She was gregarious, witty and mischievous. The light in her eyes reflected from within. It was not unheard of for Marcie to lead a toilet-papering raid, to crank up her kids’ rock and roll music, to give hilarious gifts and to laugh easily and honestly.
Her energy and interests were boundless. She was hard-wired for generosity. She gave in ways too numerous to count, whether money to favorite causes or to family having a rough go. She spent the least on herself.
Always she was nurturing, role modeling and teaching – with books, music, explorations and adventures – and her own sense of limitless wonderment and fascination with the world.
She loved dancing and lively parties, she sang and taught piano. Animals were a passion, as so many things were. She attracted strays and even wild things in need of a splint or bandage. At a point in life when most would relax, Marcie started a pet sitting business, which she continued into her early 80s.
She was gregarious and opinionated, and knowledgeable on nearly any subject. Political arguments were a specialty for this lifelong conservative and loyal Republican. She revered Ronald Reagan. She was unflinching in her support and belief in Donald Trump. Throughout her life she loved playing softball, organizing games for years with family and friends. Marcie could throw strikeouts well into her 70’s. She struck out everyone. And then she’d feed them all afterward.

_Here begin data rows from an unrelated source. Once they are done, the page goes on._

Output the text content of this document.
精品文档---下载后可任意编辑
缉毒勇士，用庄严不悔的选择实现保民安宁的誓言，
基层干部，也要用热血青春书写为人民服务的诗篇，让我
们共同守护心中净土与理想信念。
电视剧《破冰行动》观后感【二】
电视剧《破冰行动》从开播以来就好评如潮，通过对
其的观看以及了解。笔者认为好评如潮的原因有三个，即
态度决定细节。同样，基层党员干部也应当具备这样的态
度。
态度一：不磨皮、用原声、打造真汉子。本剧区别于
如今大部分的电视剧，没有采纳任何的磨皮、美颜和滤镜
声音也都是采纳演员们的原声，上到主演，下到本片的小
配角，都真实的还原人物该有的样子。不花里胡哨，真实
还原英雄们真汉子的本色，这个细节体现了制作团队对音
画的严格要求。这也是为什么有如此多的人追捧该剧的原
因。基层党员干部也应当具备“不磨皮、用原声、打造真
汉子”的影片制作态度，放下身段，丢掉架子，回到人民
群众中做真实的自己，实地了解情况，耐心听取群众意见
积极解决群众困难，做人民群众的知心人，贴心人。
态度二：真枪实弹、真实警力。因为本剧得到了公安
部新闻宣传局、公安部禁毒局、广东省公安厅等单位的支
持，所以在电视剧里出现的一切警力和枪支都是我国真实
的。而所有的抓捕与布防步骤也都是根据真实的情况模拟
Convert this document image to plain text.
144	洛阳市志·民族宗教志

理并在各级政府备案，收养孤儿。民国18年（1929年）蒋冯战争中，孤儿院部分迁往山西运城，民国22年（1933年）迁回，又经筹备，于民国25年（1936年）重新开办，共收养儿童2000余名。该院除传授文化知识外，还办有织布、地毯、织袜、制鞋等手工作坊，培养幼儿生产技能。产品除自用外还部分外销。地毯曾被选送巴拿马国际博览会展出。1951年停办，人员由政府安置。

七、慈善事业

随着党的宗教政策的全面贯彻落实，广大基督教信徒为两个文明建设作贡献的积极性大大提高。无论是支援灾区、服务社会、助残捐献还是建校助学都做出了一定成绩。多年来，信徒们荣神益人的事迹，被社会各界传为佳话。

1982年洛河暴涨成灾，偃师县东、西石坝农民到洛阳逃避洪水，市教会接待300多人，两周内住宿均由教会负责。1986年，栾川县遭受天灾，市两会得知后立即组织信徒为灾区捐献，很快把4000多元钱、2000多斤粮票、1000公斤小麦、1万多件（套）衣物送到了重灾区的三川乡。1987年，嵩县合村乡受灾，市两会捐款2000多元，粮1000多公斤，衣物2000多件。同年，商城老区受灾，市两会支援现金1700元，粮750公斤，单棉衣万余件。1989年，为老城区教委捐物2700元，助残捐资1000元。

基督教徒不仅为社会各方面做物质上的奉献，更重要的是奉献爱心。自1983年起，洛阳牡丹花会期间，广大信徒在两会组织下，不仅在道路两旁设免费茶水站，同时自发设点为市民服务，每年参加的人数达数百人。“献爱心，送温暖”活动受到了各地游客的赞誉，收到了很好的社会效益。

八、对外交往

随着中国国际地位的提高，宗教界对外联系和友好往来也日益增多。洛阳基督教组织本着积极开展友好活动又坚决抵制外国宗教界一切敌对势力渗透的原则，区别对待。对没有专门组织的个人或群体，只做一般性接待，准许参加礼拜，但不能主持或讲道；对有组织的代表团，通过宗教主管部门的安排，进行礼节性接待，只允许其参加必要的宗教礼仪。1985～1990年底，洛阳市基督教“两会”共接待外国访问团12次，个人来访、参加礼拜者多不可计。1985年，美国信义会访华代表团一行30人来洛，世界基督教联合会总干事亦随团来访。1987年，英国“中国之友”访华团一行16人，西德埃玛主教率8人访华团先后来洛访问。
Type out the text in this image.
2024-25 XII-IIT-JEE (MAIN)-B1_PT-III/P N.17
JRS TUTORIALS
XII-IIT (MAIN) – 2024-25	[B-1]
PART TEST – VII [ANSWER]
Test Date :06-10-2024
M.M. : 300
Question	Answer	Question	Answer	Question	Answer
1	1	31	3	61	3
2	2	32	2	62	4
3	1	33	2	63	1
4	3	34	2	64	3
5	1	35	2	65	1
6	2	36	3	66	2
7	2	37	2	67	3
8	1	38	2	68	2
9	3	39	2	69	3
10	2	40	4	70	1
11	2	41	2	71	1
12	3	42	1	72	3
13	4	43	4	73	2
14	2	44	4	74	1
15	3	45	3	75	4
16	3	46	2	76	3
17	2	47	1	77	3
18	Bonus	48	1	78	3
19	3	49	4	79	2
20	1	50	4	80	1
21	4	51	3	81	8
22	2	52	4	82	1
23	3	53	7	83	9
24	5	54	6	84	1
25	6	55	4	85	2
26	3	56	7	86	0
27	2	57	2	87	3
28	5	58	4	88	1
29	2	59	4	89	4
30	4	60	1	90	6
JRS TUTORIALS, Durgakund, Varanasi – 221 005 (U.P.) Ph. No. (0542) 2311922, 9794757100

Family was her foundation. She raised her own children and then helped raise some of the next generation. She was such a sassy spitfire the grandchildren had to come up with a moniker. Granny Thrash it was. She loved it, and she loved us all, fully, truly, completely.
If only the world could stand still to acknowledge a momentous loss. One of her favorite movies was “Heaven is For Real.” We’re certain she now knows firsthand.
Marcie was preceded in death by her husband and parents, sister Carol Howard and one daughter, Marian Sullivan.
Those who will miss her forever are her children: Georgia Gilbert, Carol Sullivan, John Sullivan (Mary Maguire), Rita Sullivan, Pat Sullivan, Laurie Maddox (John), Maureen Sullivan (Ray Calloway), James Sullivan (Lori); her half-sisters Sylvia Schroll and Norma Rozbaril (John); her 17 grandchildren Mike Hawkins (Marlana), Derek Jensen (Teresa), Matt Calvert, Ted Calvert (Amy), Paul Jensen (Teresa), Sarah Delilo (Ed), Ryan Gilbert, Josh Gilbert, Danny Sullivan, Alec Maddox, Aiden Sullivan, Quinn Sullivan, Jarett Sullivan, Tommy Maddox, Jack Maddox, Liam Sullivan and Emmanuel Sullivan, along with her 14 great-grandchildren.
The family offers heartfelt thanks to her in-home caregivers, Brent and Susan, and the siblings send profound gratitude and love to sister Georgia for being mom’s constant and compassionate ultimate caregiver and angel.
Funeral Mass will be held Tuesday, February 21, 2017 at 2 pm at St. Joseph Catholic Church, 514 24th Street, Ogden, Utah. A viewing will be held Monday evening, February 20, 2015 from 7 to 9 pm, with Holy Rosary at 8 pm, at Aaron’s Mortuary, 496 24th Street, Ogden, Utah. Interment Ogden City Cemetery.